Auto Data Balancing in Confluent Platform

The confluent-rebalancer tool balances data so that the number of leaders and disk usage are even across brokers and racks on a per topic and cluster level while minimizing data movement. It also integrates closely with the replication quotas feature in Apache Kafka® to dynamically throttle data-balancing traffic.

The tool is part of Confluent Platform and can also be installed on its own using the confluent-rebalancer package.

Important

  • The Manage Self-Balancing Kafka Clusters in Confluent Platform feature is the preferred alternative to Auto Data Balancer, starting in Confluent Platform 6.0.0. For a detailed feature comparison, see Self-Balancing vs. Auto Data Balancer.

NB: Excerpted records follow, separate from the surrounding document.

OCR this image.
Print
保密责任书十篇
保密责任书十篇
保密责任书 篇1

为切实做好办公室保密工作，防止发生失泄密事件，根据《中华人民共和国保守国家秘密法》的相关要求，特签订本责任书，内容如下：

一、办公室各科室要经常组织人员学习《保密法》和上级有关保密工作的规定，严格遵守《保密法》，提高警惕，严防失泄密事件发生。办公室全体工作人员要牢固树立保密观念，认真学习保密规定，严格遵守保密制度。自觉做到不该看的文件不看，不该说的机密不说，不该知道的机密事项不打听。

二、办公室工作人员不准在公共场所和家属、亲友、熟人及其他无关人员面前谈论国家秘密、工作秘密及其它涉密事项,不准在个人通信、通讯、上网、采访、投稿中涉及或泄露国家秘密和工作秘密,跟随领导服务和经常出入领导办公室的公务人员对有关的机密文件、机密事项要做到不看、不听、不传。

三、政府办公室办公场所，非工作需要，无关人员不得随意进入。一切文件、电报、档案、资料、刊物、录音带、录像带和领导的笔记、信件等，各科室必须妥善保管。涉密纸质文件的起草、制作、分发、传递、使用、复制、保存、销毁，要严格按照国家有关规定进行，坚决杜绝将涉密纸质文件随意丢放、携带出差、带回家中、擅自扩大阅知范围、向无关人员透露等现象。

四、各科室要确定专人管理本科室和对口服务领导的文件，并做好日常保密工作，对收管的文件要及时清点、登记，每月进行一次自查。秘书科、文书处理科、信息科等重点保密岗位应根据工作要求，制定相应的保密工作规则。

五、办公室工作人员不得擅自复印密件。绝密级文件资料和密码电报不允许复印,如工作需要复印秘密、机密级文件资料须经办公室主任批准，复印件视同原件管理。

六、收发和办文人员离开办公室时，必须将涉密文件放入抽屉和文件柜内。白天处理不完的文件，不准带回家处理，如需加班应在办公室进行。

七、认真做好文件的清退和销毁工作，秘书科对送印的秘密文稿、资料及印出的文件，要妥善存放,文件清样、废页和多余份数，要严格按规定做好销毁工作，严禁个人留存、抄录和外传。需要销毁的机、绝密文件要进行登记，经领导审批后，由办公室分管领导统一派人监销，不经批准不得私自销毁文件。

  • Do not use Auto Data Balancer and the log directory cordoning feature, added in Confluent Platform 8.3, together. The two features can conflict and lead to unexpected behavior.

  • Auto Data Balancer and Self-Balancing cannot be used together. If you want to run Auto Data Balancer, you must first make sure that Self-Balancing is off.

  • If Configure Multi-Region Clusters in Confluent Platform is enabled and a topic is created with a replica placement policy, Auto Data Balancer will redistribute the preferred leaders among all racks that have replicas.